00:00
So, moving on now we're
going to discuss a little bit
about acid-base disorders and I'm coming to
this really because of respiratory acidosis
and type II respiratory failure. One of the
major reasons why we do blood gases is not
just to measure the PO2 and the PaCO2 but
is actually to assess the acid-base balance
of the patient. And if you have lung problems,
there are two issues, you may have respiratory
acidosis and that is a situation that occurs
because when you underventilate the lung and
you're not able to get rid of the carbon dioxide
present in your blood, and that will lead
to a low pH, a high PaCO2., and as it becomes
compensated, as the body adjusts to the fact
that it is unable to get rid of the carbon
dioxide, then you will end up with the buffers
that compensate the acidosis, increasing and
we can see that in the blood gases by a high
bicarbonate level and by positive base excess.

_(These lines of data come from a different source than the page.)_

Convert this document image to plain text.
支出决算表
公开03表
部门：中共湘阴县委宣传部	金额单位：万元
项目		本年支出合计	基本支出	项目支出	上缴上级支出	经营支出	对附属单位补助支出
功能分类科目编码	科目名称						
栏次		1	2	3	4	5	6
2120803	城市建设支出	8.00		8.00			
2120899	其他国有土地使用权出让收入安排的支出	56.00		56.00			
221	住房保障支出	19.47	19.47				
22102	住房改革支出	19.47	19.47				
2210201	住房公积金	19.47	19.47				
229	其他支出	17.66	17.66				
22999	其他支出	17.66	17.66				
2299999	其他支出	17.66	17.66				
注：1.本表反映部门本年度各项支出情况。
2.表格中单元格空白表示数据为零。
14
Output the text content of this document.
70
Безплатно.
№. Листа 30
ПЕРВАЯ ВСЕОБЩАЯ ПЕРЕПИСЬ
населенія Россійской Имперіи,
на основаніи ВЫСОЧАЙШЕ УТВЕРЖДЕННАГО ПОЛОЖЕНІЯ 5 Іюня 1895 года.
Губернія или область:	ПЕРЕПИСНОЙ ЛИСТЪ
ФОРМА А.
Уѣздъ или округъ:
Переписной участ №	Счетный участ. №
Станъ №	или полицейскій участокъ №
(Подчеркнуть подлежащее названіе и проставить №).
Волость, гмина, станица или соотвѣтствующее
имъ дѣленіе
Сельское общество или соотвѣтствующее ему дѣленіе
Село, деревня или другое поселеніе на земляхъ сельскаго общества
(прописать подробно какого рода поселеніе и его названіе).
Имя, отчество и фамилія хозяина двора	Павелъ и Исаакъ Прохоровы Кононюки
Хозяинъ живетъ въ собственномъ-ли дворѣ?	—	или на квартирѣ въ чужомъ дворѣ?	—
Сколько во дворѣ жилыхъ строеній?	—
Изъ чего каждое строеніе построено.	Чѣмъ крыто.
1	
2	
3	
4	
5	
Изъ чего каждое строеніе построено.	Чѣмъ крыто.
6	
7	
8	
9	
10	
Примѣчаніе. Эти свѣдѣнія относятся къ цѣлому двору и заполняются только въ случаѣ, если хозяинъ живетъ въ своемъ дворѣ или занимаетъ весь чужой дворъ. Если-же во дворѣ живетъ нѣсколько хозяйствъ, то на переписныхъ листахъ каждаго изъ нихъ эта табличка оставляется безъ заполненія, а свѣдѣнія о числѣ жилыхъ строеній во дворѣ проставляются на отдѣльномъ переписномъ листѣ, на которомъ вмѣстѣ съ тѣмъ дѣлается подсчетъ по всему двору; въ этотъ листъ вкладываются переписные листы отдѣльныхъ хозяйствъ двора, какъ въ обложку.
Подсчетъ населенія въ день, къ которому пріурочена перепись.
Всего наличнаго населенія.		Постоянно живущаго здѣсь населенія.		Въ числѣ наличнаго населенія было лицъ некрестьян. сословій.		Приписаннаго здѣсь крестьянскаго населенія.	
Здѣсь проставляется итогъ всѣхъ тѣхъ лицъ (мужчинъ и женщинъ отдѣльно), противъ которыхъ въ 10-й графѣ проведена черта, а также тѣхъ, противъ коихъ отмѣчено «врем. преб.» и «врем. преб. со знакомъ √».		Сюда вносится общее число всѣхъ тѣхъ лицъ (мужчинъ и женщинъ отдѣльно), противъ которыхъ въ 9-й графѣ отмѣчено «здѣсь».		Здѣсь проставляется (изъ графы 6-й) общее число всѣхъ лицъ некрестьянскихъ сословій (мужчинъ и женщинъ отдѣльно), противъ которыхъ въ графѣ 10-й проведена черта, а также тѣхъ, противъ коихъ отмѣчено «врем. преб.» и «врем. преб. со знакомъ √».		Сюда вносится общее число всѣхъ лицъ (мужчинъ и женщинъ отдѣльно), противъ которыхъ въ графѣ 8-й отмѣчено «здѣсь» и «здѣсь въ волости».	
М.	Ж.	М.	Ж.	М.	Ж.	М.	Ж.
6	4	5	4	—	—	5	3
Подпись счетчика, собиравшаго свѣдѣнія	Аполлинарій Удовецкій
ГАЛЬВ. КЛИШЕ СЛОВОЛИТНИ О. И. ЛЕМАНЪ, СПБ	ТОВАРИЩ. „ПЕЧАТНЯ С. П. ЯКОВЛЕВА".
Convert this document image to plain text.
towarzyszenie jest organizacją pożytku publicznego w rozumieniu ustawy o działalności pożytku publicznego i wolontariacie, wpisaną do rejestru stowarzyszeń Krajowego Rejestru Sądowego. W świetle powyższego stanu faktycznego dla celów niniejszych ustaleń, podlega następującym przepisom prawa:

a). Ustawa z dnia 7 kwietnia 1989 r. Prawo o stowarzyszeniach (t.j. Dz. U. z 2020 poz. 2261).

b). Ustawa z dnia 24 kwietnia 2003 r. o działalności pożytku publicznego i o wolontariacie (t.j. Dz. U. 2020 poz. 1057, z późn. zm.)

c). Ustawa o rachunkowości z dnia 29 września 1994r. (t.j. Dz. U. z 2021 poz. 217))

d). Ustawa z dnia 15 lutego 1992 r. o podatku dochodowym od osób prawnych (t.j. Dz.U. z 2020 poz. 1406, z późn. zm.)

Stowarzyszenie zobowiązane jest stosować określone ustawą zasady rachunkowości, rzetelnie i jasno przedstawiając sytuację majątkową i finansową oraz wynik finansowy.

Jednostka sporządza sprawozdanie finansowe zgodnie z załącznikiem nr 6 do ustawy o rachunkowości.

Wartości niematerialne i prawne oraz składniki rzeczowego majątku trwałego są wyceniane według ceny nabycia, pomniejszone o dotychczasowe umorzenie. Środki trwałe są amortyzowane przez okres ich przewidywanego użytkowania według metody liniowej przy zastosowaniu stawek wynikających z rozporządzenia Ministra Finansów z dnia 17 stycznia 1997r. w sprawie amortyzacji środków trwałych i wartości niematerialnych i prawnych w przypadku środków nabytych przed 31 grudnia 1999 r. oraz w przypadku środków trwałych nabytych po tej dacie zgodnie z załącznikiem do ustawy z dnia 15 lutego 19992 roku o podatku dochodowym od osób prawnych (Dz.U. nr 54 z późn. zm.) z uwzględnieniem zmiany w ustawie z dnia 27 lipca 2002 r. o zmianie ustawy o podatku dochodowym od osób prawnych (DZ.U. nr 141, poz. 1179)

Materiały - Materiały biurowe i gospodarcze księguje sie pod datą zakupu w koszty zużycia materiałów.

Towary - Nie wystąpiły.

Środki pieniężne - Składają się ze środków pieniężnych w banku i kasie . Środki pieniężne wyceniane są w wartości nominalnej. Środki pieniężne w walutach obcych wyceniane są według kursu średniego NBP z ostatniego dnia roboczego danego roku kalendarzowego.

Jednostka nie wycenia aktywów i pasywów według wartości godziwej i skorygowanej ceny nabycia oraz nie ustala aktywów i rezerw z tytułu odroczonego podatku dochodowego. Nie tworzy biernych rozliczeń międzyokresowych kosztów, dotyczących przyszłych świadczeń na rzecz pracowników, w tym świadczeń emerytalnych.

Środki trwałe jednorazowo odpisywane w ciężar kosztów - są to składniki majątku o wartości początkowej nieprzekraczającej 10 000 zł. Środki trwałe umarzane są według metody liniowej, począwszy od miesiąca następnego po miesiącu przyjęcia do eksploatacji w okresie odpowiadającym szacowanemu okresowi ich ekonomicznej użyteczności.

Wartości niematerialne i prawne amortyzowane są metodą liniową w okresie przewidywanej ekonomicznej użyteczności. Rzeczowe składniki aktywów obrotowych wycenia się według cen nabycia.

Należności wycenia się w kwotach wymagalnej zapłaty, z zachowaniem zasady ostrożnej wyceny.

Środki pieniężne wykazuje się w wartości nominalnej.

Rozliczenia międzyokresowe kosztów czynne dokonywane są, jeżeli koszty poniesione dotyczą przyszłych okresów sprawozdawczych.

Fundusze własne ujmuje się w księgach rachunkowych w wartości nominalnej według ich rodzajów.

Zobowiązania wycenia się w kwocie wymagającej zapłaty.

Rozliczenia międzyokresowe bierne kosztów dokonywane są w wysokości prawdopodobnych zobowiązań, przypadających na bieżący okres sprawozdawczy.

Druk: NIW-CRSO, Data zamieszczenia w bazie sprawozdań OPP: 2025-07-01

The other respiratory problem that you get
with acid-base balance is respiratory alkalosis,
that is a problem of hyperventilation, you
breathing fast, and that blows off your carbon
dioxide and causes a respiratory alkalosis.
01:10
It is not a major problem, but it is one of
the reasons why you will feel fainting if
you breathe fast. And in fact, actually we often
create a little bit of respiratory alkalosis
in our patients when we're examining them because
we ask them to take deep breaths when we're
listening to their lungs. If they begin to
feel dizzy, that's reflecting a little bit
of respiratory alkalosis. I'm not going to discuss
metabolic acidosis
or metabolic alkalosis, I think the important
one there is in fact the metabolic acidosis
and we actually do see that in lung disease
but that's a consequence of the severe lung
disease causing hypoxia or if you have pneumonia,
septic shock, and that leading to metabolic
acidosis as the oxygen delivery to the muscles
and peripheral tissues is impaired.
01:54
So, type II respiratory failure. We've mentioned
type I, that's hypoxia with normal carbon
dioxide, type II is respiratory failure associated
with raised carbon dioxide. So it's defined
as a high carbon dioxide, greater than 6,
and, as I've just mentioned in the previous
slide the higher the CO2, the more likely
you are to have acidosis. Now that can be
compensated. So for example, you may get somebody
with an acute asthma attack, who is normally
has got a normal PCO2, comes in to a hospital
with a severe asthma attack, the CO2 is rising
because they've almost got status ashtmaticus
and may need ventilation. So they have a CO2
of 6, they will be quite acidotic because
it's an acute event and compensation has not
had time to occur. Now, in contrast, patients
with COPD who may have a degree of type II
respiratory failure chronically, they come
into hospital, they can have a CO2 of 10,
12 even higher than that, and that pH may
still be considerably higher than the patient
presenting with acute asthma and a CO2 of
only 7 and that's because of compensation.
03:08
And in that situation the COPD patients with
a bicarbonate of 35, approaching 40 perhaps.
03:16
The big problem with type II respiratory failure
is that oxygen can be dangerous and we see
this repeatedly in patients presenting with
COPD with an acute exacerbation, who have
been given a high flow oxygen on the way into
hospital. And that high flow oxygen unfortunately
leads to an increase in the respiratory acidosis.
The mechanism of that is that if you have
type II respiratory failure, your ventilatory
drive is actually taken over by the low oxygen
level in your blood, so having a low oxygen
keeps the ventilator drive going when you
have type II respiratory failure. And if you
give the patient too much oxygen and it comes
up too high, you lose that ventilatory drive.
The hypoxic drive for breathing is lost, and
as a consequence you actually create a situation
with a hypoventilation, the underventilation
of the lungs, becomes more of a problem. As
a consequence of that, the PCO2 will, PaCO2
will rise, and the pH will fall, and the respiratory
acidosis will worsen.
04:24
So the underlying principle for the treatment
of type II respiratory failure is to give
them controlled oxygen supplementation, but
aiming for a lower saturation than you would
normally in somebody with type I respiratory
failure.
04:37
A sort of safe PO2
of around 8 kPa where the risk of hypoxia
causing a cardiac respiratory arrest is much
lower than it would be, but still the POa2
is not in the normal range. And you do that
by giving the patient a controlled oxygen.
04:56
Importantly if patients are
receiving oxygen and they have type II respiratory
failure, you need to monitor what's happening
to the carbon dioxide level in the blood.
05:06
And to do that you have to repeat the blood
gases and that will tell you whether the oxygen
therapy is causing a rise in the CO2 and a fall
in the pH and therefore it needs to be titrated
downwards to a lower concentration of oxygen.